Risíveis Amores
(Milan Kundera)
O escritor tcheco Milan Kundera publicou, em 1970, o livro de contos “Risíveis Amores”, estórias de amor, atração e teorias que refletem algo que o ser humano idealiza: a convicção de que sustenta a capacidade de manipular todas as circunstâncias de seus atos e desejos. Os sete contos têm como enredo o amor, mas apresentam como substrato o engano que, como partícula mínima, quase impensável, frustra nossas conquistas ou posição de destaque que acreditávamos ter em mãos. A realidade quando confrontada por um novo rumo revela que a incomunicabilidade era a barreira que nunca foi transposta, nem mesmo mencionada. As personagens pensam deter os segredos da boa arte de seduzir ou da vida: Martin de “O Pomo de Ouro do Eterno Desejo”, Eduardo de “Eduardo e Deus” ou o professor Klima de “Ninguém Vai Rir” que defendem pontos de vista, comportamentos ou auto-indulgência com suas intenções ou crenças. Nas perspectivas dos romances que desvelam o equívoco e o absurdo pode-se citar, “O Jogo da Carona” e o próprio “Eduardo e Deus”, nos quais os amantes a partir do momento em que assumem uma persona distinta por brincadeira ou por interesse carnal se veem diante de pessoas diferentes das quais julgavam conhecer integralmente. A falta de comunicação e a ilusão abrem cortes que não se cicatrizam, ambas criam máculas num espelho que se considerava cristalino. Mas tudo parece fruto de um conceito que gera a forma que enxergamos o outro, até que a realidade prove ou insinue o contrário. O equívoco é subsidiário da vontade da certeza e do desejo corriqueiro (e aprisionador) de agradar. Os fortes e tidos como professores, como o Martin de “O Pomo de Ouro do Eterno Desejo” e o Dr. Havel, personagem de dois contos, “O Simpósio” e “Doutor Hazel Dez Anos Depois”, dão palestras sobre a melhor abordagem ao sexo feminino, como seduzir sem correr o risco da recusa, concedem lições sobre o melhor modo de ser um bon vivant e avaliam as escolhas de amigos, pupilos e admiradores. Homens que carregam o afã de sucesso com seus flertes, suas ambições ou brincadeiras. As mulheres são provavelmente seus termômetros, motivos de aflições ou de enlevo. A imagem que se tem (dos outros) ou que se constrói (sobre si) é uma linha fina que pode se romper com um leve balançar.

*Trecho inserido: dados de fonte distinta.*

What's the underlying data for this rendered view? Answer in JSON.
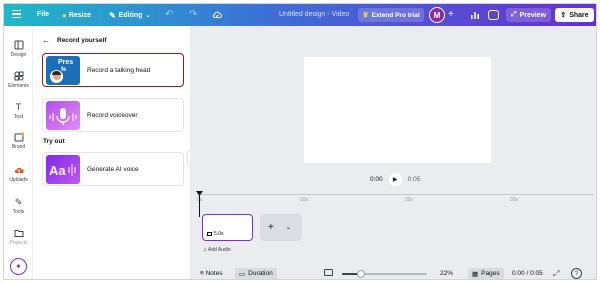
{
  "topbar": {
    "file_label": "File",
    "resize_label": "Resize",
    "editing_label": "Editing",
    "design_title": "Untitled design - Video",
    "pro_label": "Extend Pro trial",
    "avatar_initial": "M",
    "preview_label": "Preview",
    "share_label": "Share",
    "gradient_colors": [
      "#1fb8c9",
      "#3d6fd6",
      "#6a2fd1"
    ]
  },
  "rail": {
    "items": [
      {
        "label": "Design",
        "icon": "layout-icon"
      },
      {
        "label": "Elements",
        "icon": "shapes-icon"
      },
      {
        "label": "Text",
        "icon": "text-icon"
      },
      {
        "label": "Brand",
        "icon": "brand-icon"
      },
      {
        "label": "Uploads",
        "icon": "cloud-upload-icon"
      },
      {
        "label": "Tools",
        "icon": "pencil-icon"
      },
      {
        "label": "Projects",
        "icon": "folder-icon"
      }
    ],
    "active": "Uploads"
  },
  "panel": {
    "title": "Record yourself",
    "cards": [
      {
        "label": "Record a talking head",
        "selected": true
      },
      {
        "label": "Record voiceover",
        "selected": false
      }
    ],
    "tryout_heading": "Try out",
    "tryout_cards": [
      {
        "label": "Generate AI voice"
      }
    ],
    "thumb_text_1": "Pres",
    "thumb_text_2": "fe"
  },
  "player": {
    "current_time": "0:00",
    "total_time": "0:05"
  },
  "timeline": {
    "ticks": [
      "0s",
      "10s",
      "20s",
      "30s"
    ],
    "clip_duration": "5.0s",
    "add_audio_label": "Add Audio"
  },
  "footer": {
    "notes_label": "Notes",
    "duration_label": "Duration",
    "zoom_value": "22%",
    "zoom_fraction": 0.22,
    "pages_label": "Pages",
    "page_time": "0:00 / 0:05"
  },
  "accent": "#7d2ae8"
}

Milan Kundera é um escritor que edifica mal-entendidos e personagens que por profundos que sejam (na ideia que elaboram sobre si mesmos) afundam num pântano que contém em seu lodo tanto a prepotência quanto a insegurança.

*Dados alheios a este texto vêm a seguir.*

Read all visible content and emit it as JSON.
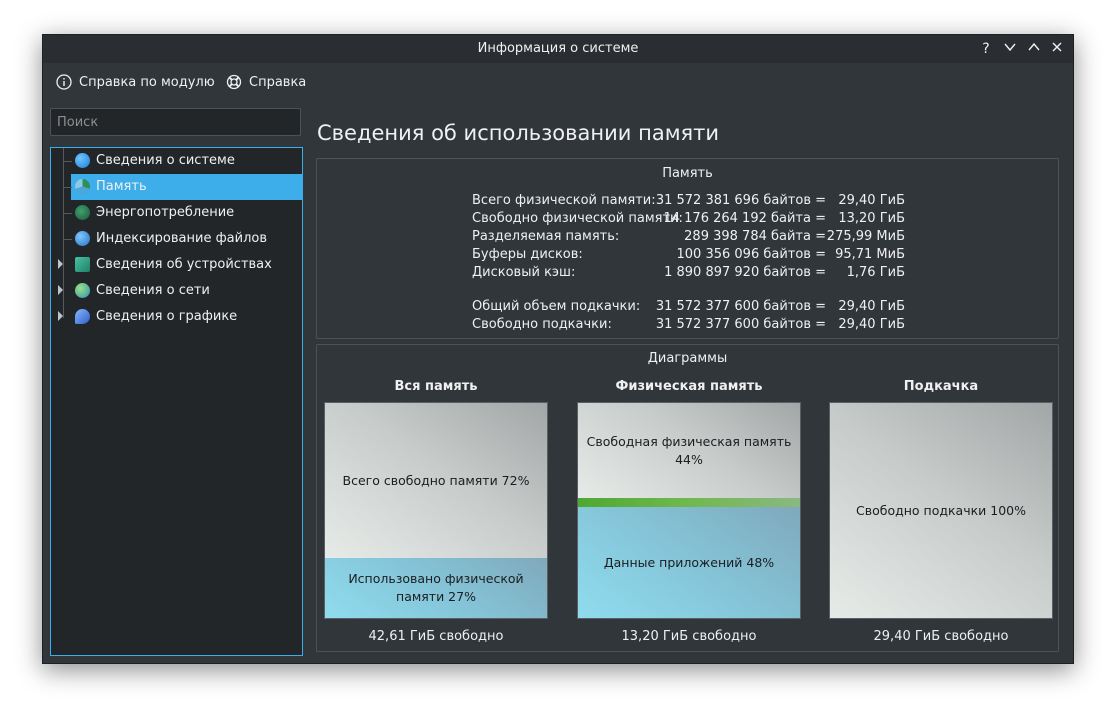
{
  "window": {
    "title": "Информация о системе",
    "controls": {
      "help": "?",
      "minimize": "﹀",
      "maximize": "︿",
      "close": "✕"
    }
  },
  "toolbar": {
    "module_help_label": "Справка по модулю",
    "help_label": "Справка"
  },
  "search": {
    "placeholder": "Поиск",
    "value": ""
  },
  "sidebar": {
    "items": [
      {
        "label": "Сведения о системе",
        "icon": "info-icon",
        "expandable": false,
        "selected": false
      },
      {
        "label": "Память",
        "icon": "memory-icon",
        "expandable": false,
        "selected": true
      },
      {
        "label": "Энергопотребление",
        "icon": "energy-icon",
        "expandable": false,
        "selected": false
      },
      {
        "label": "Индексирование файлов",
        "icon": "file-index-icon",
        "expandable": false,
        "selected": false
      },
      {
        "label": "Сведения об устройствах",
        "icon": "devices-icon",
        "expandable": true,
        "selected": false
      },
      {
        "label": "Сведения о сети",
        "icon": "network-icon",
        "expandable": true,
        "selected": false
      },
      {
        "label": "Сведения о графике",
        "icon": "graphics-icon",
        "expandable": true,
        "selected": false
      }
    ]
  },
  "main": {
    "title": "Сведения об использовании памяти",
    "memory": {
      "title": "Память",
      "rows": [
        {
          "label": "Всего физической памяти:",
          "bytes": "31 572 381 696 байтов =",
          "human": "29,40 ГиБ"
        },
        {
          "label": "Свободно физической памяти:",
          "bytes": "14 176 264 192 байта =",
          "human": "13,20 ГиБ"
        },
        {
          "label": "Разделяемая память:",
          "bytes": "289 398 784 байта =",
          "human": "275,99 МиБ"
        },
        {
          "label": "Буферы дисков:",
          "bytes": "100 356 096 байтов =",
          "human": "95,71 МиБ"
        },
        {
          "label": "Дисковый кэш:",
          "bytes": "1 890 897 920 байтов =",
          "human": "1,76 ГиБ"
        },
        {
          "label": "Общий объем подкачки:",
          "bytes": "31 572 377 600 байтов =",
          "human": "29,40 ГиБ"
        },
        {
          "label": "Свободно подкачки:",
          "bytes": "31 572 377 600 байтов =",
          "human": "29,40 ГиБ"
        }
      ]
    },
    "charts": {
      "title": "Диаграммы",
      "items": [
        {
          "heading": "Вся память",
          "footer": "42,61 ГиБ свободно",
          "segments": [
            {
              "label": "Всего свободно памяти 72%",
              "percent": 72,
              "kind": "free"
            },
            {
              "label": "Использовано физической памяти 27%",
              "percent": 27,
              "kind": "used"
            }
          ]
        },
        {
          "heading": "Физическая память",
          "footer": "13,20 ГиБ свободно",
          "segments": [
            {
              "label": "Свободная физическая память 44%",
              "percent": 44,
              "kind": "free"
            },
            {
              "label": "",
              "percent": 4,
              "kind": "green"
            },
            {
              "label": "Данные приложений 48%",
              "percent": 48,
              "kind": "used"
            }
          ]
        },
        {
          "heading": "Подкачка",
          "footer": "29,40 ГиБ свободно",
          "segments": [
            {
              "label": "Свободно подкачки 100%",
              "percent": 100,
              "kind": "free"
            }
          ]
        }
      ]
    }
  },
  "colors": {
    "accent": "#3daee9",
    "window_bg": "#31363b",
    "view_bg": "#232629",
    "text": "#eff0f1"
  }
}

Como escreve o sociólogo Zygmunt Bauman, “Em si mesma a união sexual é de curta duração na vida dos amantes, é um episódio”. O episódio é uma porção de fragmentos que compõe um painel que foge aos nossos olhos. Kundera conclui que nenhum episódio está a salvo de suas consequências. A insegurança paira como ameaça perpétua, assim como a incerteza. Ela – a incerteza – pode até ficar suspensa por tempo indeterminado, porém será sempre um “espectro” arredio e cansativo, como se se postasse sobre os ombros dos amantes. Kundera escreve frases marcantes que revelam esse mundo, o nosso, de individualismo, falsas convicções e coragem que alimentam o ego num turbilhão de episódios que se negam a configurar o sentido que imaginamos (ou manipulamos) para eles.